The scene was a familiar one, the sale of a special collector car at Barrett-Jackson with all proceeds going to charity. Also familiar was the smiling face of Roger Frank, a longtime Barrett-Jackson regular who was on the podium at last year’s Las Vegas auction to help sell off his all original 1955 Chevrolet 210 to benefit the Barrett-Jackson Cancer Research Fund at TGen, in memory of Russ and Brian Jackson, and Festival of Hope in Scottsbluff, Nebr., Frank’s hometown.
But among those cheering the charity auction at Vegas, only a few knew just how special this sale really was. While raising funds for cancer research through the sale of his ’55 Chevy, Frank was also battling his own cancer demons. Yet there he was, grinning and having a great time as once again, he gave his all to help others.
Only after the sale of the car, when people from the audience stepped up to add more donations for the worthy cause, did Frank show his emotions, his eyes brimming with tears at the generosity of his fellow car enthusiasts.
“It was a profound moment on the auction block,” said Steve Davis, president of Barrett-Jackson, who was also on the podium during the sale. “It was a very touching moment.”
The Las Vegas auction turned out to be the last Barrett-Jackson event that Roger Frank would be able to attend. He died June 4, 2013, in Scottsbluff surrounded by the family who so often accompanied him to Barrett-Jackson events.

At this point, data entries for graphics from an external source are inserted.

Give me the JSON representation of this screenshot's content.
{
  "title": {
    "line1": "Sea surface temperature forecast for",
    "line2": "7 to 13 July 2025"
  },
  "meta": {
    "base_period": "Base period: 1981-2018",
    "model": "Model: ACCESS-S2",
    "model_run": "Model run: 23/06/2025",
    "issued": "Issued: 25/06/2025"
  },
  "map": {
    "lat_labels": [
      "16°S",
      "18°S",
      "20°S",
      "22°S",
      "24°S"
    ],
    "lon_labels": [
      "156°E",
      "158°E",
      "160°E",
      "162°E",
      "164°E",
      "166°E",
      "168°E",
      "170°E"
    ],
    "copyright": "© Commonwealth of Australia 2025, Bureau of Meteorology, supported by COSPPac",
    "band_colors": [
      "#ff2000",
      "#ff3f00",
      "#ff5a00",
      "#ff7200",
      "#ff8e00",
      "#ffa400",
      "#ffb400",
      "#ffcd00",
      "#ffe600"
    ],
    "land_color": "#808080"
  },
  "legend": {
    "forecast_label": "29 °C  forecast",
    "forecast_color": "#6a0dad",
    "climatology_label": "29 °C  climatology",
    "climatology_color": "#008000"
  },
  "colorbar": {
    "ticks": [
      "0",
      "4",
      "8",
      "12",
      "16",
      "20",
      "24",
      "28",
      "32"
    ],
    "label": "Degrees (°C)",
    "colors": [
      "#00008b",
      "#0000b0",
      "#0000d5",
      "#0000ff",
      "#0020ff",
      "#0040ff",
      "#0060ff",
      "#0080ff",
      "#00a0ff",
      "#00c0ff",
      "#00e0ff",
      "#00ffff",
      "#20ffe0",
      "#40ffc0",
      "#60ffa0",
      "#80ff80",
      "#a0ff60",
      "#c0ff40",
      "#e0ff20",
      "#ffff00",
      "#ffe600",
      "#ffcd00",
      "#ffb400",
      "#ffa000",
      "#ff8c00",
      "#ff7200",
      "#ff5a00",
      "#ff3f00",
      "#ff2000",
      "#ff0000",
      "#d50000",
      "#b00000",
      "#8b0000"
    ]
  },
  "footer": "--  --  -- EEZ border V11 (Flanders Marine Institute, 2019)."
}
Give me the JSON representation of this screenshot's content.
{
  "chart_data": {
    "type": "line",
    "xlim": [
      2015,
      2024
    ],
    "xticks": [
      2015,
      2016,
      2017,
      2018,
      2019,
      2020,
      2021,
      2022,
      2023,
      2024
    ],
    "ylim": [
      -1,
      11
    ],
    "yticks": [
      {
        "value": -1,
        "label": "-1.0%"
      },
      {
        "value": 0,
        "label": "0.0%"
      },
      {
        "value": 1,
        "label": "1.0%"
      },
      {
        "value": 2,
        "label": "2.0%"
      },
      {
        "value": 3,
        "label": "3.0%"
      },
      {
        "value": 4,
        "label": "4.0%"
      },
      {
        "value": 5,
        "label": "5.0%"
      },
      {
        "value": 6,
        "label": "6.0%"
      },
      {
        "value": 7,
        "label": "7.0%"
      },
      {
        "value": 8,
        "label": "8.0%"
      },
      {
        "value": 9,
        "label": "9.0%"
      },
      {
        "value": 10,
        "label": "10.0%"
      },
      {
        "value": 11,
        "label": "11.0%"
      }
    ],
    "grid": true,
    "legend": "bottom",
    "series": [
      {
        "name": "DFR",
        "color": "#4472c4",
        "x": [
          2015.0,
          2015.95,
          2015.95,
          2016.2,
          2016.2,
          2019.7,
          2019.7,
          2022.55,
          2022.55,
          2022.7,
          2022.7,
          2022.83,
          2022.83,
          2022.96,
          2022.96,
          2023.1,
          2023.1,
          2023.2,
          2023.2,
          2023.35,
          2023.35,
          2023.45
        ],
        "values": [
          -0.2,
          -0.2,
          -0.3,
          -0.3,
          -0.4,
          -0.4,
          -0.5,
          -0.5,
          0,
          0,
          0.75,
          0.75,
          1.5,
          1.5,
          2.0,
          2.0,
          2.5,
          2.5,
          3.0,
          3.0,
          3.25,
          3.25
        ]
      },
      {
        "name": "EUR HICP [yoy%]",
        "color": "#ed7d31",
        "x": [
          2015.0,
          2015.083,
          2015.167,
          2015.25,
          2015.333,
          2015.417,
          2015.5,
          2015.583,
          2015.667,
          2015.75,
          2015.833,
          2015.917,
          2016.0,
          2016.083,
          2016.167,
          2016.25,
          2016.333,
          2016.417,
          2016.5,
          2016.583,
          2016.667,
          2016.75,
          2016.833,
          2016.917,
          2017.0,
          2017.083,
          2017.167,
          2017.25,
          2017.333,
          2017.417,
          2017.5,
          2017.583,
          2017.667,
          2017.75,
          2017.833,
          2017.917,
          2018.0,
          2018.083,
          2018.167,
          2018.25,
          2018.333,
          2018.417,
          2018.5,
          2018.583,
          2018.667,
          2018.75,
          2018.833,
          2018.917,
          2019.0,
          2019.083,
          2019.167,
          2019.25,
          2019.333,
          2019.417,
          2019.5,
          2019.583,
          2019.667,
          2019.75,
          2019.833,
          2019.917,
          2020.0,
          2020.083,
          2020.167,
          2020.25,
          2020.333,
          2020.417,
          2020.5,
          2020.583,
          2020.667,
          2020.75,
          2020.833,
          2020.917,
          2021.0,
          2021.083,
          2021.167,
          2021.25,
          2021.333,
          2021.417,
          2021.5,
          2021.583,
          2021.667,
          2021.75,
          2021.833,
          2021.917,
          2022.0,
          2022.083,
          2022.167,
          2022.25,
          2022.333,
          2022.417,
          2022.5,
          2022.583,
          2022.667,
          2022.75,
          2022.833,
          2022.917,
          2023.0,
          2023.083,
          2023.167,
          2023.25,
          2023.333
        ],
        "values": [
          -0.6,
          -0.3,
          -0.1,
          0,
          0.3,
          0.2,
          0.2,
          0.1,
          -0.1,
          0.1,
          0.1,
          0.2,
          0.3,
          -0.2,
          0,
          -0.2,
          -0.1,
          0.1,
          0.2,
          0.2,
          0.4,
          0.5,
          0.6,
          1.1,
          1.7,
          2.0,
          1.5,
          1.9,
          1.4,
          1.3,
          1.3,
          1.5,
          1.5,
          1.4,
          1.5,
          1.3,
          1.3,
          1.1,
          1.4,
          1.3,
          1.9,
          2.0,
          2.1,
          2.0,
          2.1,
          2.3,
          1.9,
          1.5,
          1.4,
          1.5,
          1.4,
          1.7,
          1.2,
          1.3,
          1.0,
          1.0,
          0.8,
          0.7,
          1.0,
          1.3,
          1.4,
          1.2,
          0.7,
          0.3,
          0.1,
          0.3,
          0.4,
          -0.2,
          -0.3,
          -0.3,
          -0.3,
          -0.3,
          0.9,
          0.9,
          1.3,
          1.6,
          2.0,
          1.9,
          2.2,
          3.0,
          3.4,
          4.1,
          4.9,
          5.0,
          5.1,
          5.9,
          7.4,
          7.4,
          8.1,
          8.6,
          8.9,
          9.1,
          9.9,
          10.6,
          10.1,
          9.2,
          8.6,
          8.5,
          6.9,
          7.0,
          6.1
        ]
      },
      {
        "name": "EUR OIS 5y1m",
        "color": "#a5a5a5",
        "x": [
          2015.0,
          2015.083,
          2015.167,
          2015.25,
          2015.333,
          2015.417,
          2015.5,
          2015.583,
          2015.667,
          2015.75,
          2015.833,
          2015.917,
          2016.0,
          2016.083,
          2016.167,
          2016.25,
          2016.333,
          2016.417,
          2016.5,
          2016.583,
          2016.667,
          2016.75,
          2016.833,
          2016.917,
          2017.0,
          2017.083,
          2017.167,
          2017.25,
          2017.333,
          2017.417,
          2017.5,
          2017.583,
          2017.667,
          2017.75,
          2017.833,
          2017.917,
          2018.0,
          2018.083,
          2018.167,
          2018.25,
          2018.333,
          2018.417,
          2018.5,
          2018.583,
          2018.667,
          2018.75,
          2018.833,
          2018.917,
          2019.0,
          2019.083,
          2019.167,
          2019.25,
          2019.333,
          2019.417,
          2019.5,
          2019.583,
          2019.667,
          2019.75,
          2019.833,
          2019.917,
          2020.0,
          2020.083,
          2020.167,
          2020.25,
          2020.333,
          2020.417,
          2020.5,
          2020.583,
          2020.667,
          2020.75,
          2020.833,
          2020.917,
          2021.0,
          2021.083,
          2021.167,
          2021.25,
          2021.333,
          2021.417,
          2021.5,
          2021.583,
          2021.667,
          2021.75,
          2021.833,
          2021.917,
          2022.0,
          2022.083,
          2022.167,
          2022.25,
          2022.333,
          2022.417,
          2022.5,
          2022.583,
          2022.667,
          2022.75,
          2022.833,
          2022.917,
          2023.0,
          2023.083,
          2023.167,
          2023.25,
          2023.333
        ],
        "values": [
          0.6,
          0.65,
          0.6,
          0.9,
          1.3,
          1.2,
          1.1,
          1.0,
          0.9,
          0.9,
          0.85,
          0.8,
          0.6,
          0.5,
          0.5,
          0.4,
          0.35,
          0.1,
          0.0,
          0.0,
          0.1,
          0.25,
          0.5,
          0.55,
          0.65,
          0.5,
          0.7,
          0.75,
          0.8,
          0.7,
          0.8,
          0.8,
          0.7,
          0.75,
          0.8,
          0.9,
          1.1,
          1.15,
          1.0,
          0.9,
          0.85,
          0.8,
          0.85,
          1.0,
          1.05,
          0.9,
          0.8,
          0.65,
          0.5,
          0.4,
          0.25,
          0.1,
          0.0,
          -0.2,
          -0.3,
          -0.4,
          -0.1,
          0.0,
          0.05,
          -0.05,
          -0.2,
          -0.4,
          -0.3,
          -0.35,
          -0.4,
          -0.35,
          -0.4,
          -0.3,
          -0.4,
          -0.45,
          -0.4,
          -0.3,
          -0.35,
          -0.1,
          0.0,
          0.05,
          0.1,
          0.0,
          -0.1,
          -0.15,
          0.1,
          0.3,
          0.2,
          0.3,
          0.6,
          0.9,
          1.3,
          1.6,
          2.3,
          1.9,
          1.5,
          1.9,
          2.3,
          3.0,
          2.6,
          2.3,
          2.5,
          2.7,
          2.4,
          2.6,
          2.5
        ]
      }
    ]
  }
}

He was just a few days shy of 67.
Frank, a longtime John Deere tractor dealer in Scottsbluff and a real estate broker, had been coming to Barrett-Jackson auctions with his younger son, Bryan, since 2006, when they arrived at the Scottsdale event as spectators, but then wound up buying a couple of cars, Bryan Frank said. They were hooked, and in 2007 they returned to take part in the action, selling and buying several cars during that auction. When the Las Vegas auction started up in 2008, they added that one to their Barrett-Jackson schedule; Roger Frank owned property and a second home in Vegas, so it became sort of their hometown auction.
“He always had a passion for cars,” Bryan Frank said. “It was kind of our time to get away from everything and spend time doing something we both enjoyed.”
They had attended some other collector car auctions in the Midwest but usually came away disappointed, he said. So Barrett-Jackson became the focus.
“We have a lot of respect for Barrett-Jackson. It was a more exciting experience, and we just felt that they treated their customers equal and fair, and that’s something we always tried to do in our business,” he said.
The Barrett-Jackson auctions became so important to them, he said, that he named two of his four sons in honor of it; one is named Barrett and the other, Jackson.
Roger Frank became a favorite member of the Barrett-Jackson family, Davis said, along with his own family who usually accompanied him to the auctions.
“This was a family-oriented group, just a delightful group of people,” he said. “He would always bring great cars and make an absolute adventure out of it. He always had a smile on his face.”
Roger Frank developed a wide circle of Barrett-Jackson friends and acquaintances, Davis added. “Roger was just one of those guys; if you met him, you liked him. Just a really super guy who loved cars and loved Barrett-Jackson. He became part of the Barrett-Jackson extended family and part of our community.”
The charity sale of the ’55 Chevy was typical for Roger Frank, who was always ready to share what he had with others who were less fortunate. “Roger was a very philanthropic guy. He was a very giving guy. His business success was something he shared with lots and lots of people.
“Even when Roger was fighting cancer — and the last Barrett-Jackson auction he attended was in Vegas — he was there to sell a car for charity. And that really, really gives you a sense of who he was and why he was such a great guy,” Davis said.
The first Barrett-Jackson auction that Bryan Frank attended without his dad was the inaugural Reno Tahoe event in August, accompanied by his mother and his wife and four sons. They soon found out how much Roger Frank was loved and missed.
“It was very overwhelming the number of people who came up and said stuff to us,” he said. “We were very glad we went, but it was tough at times. But it was still enjoyable.”
Bryan Frank said that he would continue enjoying the old-car culture and taking part in Barrett-Jackson auctions, partially because it was something that his dad expressly said that he wanted him to do.
“I got to spend quite a few private hours with him at the hospital,” he said. “One of his wishes was for me to carry on and keep doing Barrett-Jackson. He said, ‘I know that’s something you’ll enjoy and keep going forward.’ I decided I’d better carry on with his wishes.”
He will be at Las Vegas again this year with his family, Bryan Frank said, with cars to sell and maybe some to buy.